Наконец съемки закончились, и «скорая» повезла меня в реанимацию, где в палате мне сразу был установлен телевизор, чтобы я мог наблюдать за развитием событий.
Грех жаловаться: покушение на меня превратилось во всенародное торжество справедливости. Мэрия выделила достаточные средства на раскрытие столь важного злодейства. Зеленым припомнили все: и то, как избивали они, а потом и расстреляли красавицу-цесарку по-над рекой; и то, что они уничтожали всех несчастных, покушавшихся на зимний корм для птиц, особенно тогда, когда они крошили для пернатых в скворечни теплый хлебушко.
Постепенно масштаб зеленых злодеяний стал ясен каждому, и тогда митрополит объявил, что православная церковь всегда поддерживала реальную власть. А так как реальная власть в нашем городе оказалась в руках зеленых, то отныне православная церковь переходит на их сторону.
Воистину, человек предполагает, а Бог располагает.

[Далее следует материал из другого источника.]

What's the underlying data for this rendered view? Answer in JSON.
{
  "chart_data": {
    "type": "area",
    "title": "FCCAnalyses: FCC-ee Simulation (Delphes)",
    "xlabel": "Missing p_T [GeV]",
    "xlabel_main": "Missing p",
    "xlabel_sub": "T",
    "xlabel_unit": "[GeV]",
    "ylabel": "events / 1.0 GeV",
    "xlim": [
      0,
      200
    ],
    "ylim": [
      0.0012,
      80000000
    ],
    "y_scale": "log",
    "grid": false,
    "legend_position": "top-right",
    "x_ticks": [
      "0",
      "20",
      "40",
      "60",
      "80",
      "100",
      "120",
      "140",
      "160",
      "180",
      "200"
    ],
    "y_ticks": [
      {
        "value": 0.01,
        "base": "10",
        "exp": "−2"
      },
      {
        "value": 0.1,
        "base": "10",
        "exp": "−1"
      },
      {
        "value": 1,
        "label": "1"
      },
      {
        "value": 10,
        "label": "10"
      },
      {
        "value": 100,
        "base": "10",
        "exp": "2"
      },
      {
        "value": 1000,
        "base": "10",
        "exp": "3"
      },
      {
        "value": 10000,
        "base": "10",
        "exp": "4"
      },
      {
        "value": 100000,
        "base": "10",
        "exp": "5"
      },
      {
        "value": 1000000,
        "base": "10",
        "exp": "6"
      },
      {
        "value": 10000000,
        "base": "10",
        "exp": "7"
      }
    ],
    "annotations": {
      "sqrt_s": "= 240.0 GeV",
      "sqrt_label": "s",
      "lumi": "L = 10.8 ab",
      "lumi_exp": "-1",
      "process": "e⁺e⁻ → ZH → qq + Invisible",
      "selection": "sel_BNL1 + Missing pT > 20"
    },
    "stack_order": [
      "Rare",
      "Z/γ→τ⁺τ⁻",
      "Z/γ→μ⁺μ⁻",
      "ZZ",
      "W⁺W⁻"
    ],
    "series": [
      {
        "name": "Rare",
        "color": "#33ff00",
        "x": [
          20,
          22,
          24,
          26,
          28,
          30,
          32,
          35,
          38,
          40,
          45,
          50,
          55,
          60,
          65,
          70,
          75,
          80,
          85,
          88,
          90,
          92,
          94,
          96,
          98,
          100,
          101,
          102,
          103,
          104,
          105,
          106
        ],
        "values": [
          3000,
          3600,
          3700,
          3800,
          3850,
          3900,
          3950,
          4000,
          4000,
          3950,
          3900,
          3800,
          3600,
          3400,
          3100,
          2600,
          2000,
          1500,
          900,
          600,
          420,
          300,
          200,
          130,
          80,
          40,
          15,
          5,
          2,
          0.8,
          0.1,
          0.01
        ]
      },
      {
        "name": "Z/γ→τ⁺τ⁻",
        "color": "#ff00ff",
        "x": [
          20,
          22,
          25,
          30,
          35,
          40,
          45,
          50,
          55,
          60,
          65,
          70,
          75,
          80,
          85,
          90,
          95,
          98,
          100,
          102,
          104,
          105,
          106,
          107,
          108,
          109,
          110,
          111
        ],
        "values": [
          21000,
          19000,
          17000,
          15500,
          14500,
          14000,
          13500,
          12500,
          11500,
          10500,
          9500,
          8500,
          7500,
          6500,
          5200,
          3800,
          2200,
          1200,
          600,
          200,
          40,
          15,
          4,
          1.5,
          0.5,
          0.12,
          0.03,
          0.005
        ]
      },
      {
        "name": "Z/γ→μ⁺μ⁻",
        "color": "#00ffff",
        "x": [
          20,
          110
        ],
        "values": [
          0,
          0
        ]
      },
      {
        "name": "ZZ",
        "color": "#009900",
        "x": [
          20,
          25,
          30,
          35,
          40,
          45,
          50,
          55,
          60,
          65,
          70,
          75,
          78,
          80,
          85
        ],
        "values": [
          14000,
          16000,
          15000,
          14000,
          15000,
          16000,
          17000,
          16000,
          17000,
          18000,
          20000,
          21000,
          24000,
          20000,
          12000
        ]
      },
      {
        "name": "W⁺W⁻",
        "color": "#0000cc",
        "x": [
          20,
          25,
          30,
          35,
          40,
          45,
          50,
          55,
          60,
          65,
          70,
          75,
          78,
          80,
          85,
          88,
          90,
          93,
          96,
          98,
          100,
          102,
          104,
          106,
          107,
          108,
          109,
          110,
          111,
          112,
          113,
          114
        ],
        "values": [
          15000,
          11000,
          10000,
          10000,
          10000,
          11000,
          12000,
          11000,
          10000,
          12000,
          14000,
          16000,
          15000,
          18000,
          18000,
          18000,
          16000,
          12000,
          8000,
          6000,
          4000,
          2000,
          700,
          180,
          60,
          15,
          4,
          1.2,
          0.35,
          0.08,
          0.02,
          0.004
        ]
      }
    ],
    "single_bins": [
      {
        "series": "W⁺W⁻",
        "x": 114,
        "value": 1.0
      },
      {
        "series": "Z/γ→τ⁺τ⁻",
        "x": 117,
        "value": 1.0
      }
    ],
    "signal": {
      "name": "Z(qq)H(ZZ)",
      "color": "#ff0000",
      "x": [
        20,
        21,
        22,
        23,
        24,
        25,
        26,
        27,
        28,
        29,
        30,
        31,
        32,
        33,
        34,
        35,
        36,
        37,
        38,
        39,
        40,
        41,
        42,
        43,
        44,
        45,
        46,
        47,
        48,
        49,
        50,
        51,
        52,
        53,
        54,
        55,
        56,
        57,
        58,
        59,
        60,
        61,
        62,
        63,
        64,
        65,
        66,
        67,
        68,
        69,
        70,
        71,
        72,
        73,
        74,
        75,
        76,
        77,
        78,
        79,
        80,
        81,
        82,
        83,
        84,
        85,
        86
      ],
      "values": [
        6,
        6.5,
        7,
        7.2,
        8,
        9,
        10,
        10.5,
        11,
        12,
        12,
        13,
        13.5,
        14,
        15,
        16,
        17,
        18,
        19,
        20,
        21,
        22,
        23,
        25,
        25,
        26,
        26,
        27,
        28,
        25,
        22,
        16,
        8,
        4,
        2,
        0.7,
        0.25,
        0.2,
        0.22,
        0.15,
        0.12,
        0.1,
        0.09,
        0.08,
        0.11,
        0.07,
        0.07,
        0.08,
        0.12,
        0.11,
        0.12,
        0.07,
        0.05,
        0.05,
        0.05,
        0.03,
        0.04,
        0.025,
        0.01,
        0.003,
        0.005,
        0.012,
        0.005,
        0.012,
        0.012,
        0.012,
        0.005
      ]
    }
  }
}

Мэр-то думал, что, разоблачая зеленых, он победит, и наразоблачался до того, что сам сел в лужу.
Но и православные несколько зарвались. Одним росчерком пера мэр объявил государственной религией нашего города лютеранство. Православные ахнули, а большинство жителей нашего города поспешило сменить конфессиональное направление своих мыслей.
Больше всего в этой суете выиграл органист. Народ стал валом валить в его лютеранскую церковь. Его заметили, о нем писали, восхваляли его скромную, но старинную и достойную музыкальную профессию. А сам он все чаще и чаще стал вспоминать бабушку, которая покупала вещи, чтобы не было войны, и которая больше всего на свете любила Прокофьева. Она любила альбиносного этого таракана в запотевшем заграничном пенсне, с фраерскими — небо в клеточку — диезами, с несознанкой бекаров, и ни одной опрокинутой алебарды бемоли, никогда; а она любила его; и когда его окрик хватал ее за воротник, хватал за выходной крепдешин и прибивал гвоздиком к стене так, что дергались над землей раздраженные лягушачьи ляжки, — когда оглушала одним ударом его не терпящая возражений музыка нестерпимой доктрины с выправкой оттянутого носочка ритмического расчета, когда, тиская пространство, покрывая и ерзая, двигалась его главная любовь — армия, у которой не бывает профиля, ибо все головы, подобно нотным знакам со свернутыми шеями, свернуты набок, к трибунам, тогда она просила пощады, но было поздно, уже статуей — в туче теней молнией — шел Рок, топоча, ломая веронские порталы, проваливаясь в оркестровые рытвины, и хореограф прятался в бархат надувных китайских фонариков — буфов, но буфы разламывались наподобие вязких апельсинов, и из них доставали хореографа, и он радостно умножался, ликуя копией на одном и одном месте тысячи быстрых раз…
Органист уговорил жену-альбиноску съездить в Питер и посмотреть в Мариинском театре «Ромео и Джульетту». Они поехали, но в дороге жена подвернула ногу, упала лицом на мостовую и сломала нос. В клинике ей сделали срочную операцию и наложили на нос гипсовую нашлепку. В таком виде она в театр не пошла, а согласилась только прогуляться на лодочке по Неве; они прогуливались на лодочке по Неве, а из Мариинского театра как раз выходили люди и смотрели на реку, опершись о перила.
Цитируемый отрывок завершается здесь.